Question

A current of 2 A flows in the system of conductors as shown in the figure. The potential difference $V_P - V_R$ will be :

• A. 4 V
• B. 1 V
• C. 2 V
• D. 3 V

Answer 1

Answer: (A)

4 V

Answer 2

Here's how to solve this problem:

1. Circuit Analysis & Equivalent Resistances

   • The circuit has two paths from Q to R:

     • Path 1 (via P and S): Resistors in series: $R_{PQ} = 2\,\Omega$, $R_{PS} = 3\,\Omega$, and $R_{RS} = 7\,\Omega$. Total resistance = $2 + 3 + 7 = 12\,\Omega$.
     • Path 2 (Direct): A single resistor $R_{QR} = 3\,\Omega$.

2. Determine Total Voltage

   • The two branches are in parallel.
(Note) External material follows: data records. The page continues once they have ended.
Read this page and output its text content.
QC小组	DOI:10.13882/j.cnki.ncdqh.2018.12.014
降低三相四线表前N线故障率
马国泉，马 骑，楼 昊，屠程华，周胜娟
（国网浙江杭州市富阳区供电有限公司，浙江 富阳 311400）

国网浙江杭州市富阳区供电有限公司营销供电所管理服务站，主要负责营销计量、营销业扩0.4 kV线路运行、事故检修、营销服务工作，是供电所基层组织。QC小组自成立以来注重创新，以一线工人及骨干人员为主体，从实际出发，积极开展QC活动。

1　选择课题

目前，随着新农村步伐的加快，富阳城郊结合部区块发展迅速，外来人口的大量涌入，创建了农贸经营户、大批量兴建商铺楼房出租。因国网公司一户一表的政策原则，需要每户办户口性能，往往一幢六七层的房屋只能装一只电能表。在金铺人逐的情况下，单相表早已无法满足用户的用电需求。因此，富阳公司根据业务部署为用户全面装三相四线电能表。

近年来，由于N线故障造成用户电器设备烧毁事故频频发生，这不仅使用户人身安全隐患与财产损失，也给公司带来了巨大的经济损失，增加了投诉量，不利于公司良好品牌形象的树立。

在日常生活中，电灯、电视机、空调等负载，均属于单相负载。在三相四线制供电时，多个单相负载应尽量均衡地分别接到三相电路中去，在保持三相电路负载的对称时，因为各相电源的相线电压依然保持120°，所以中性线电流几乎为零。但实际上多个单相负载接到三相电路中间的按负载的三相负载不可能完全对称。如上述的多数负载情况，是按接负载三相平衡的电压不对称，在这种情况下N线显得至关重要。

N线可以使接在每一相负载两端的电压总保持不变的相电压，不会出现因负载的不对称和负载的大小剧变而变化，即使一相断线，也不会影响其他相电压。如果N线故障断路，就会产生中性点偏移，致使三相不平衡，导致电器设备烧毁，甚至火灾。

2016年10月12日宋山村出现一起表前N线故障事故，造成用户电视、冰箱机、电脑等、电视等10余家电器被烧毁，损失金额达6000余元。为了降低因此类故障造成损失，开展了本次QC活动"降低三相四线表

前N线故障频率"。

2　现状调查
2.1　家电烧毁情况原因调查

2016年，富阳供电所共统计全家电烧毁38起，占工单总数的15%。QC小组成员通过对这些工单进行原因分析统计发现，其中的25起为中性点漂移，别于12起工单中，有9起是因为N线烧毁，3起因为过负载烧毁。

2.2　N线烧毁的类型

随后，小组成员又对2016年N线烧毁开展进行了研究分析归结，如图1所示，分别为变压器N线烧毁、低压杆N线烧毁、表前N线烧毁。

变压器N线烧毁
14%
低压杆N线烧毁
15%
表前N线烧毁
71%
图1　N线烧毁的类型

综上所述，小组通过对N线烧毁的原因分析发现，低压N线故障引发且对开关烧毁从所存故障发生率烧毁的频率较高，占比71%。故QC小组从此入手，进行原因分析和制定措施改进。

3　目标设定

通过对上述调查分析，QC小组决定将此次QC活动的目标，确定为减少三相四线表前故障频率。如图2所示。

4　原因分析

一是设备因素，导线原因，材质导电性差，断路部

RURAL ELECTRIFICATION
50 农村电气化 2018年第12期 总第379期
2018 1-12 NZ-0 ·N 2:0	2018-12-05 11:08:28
Their combined (equivalent) resistance is

     $$R_{\text{eq}} = \left(\frac{1}{12} + \frac{1}{3}\right)^{-1} = \left(\frac{1}{12} + \frac{4}{12}\right)^{-1} = \left(\frac{5}{12}\right)^{-1} = \frac{12}{5} = 2.4\,\Omega.$$

   • With a total current $I = 2\,A$, the voltage between Q and R is

     $$V_Q - V_R = I \times R_{\text{eq}} = 2 \times 2.4 = 4.8\,V.$$

3. Current Division in the Branches

   • The current through the direct branch (QR) is given by current division:

     $$I_{QR} = 2 \times \frac{1/3}{1/3 + 1/12} = 2 \times \frac{1/3}{5/12} = 2 \times \left(\frac{1}{3} \times \frac{12}{5}\right) = 2 \times \frac{4}{5} = 1.6\,A.$$

   • Thus, the current through the series branch (via P-S) is

     $$I_{\text{branch}} = 2 - 1.6 = 0.4\,A.$$

4. Finding $V_P$

   • In the series branch, the drop from Q to P (across the $2\,\Omega$ resistor) is:

     $$V_{PQ} = I_{\text{branch}} \times 2 = 0.4 \times 2 = 0.8\,V.$$

   • With $V_Q = 4.8\,V$ (since $V_Q - V_R = 4.8\,V$ and taking $V_R=0\,V$), we get:

     $$V_P = V_Q - V_{PQ} = 4.8 - 0.8 = 4.0\,V.$$

5. Final Answer

   • $\displaystyle V_P - V_R = 4.0\,V$.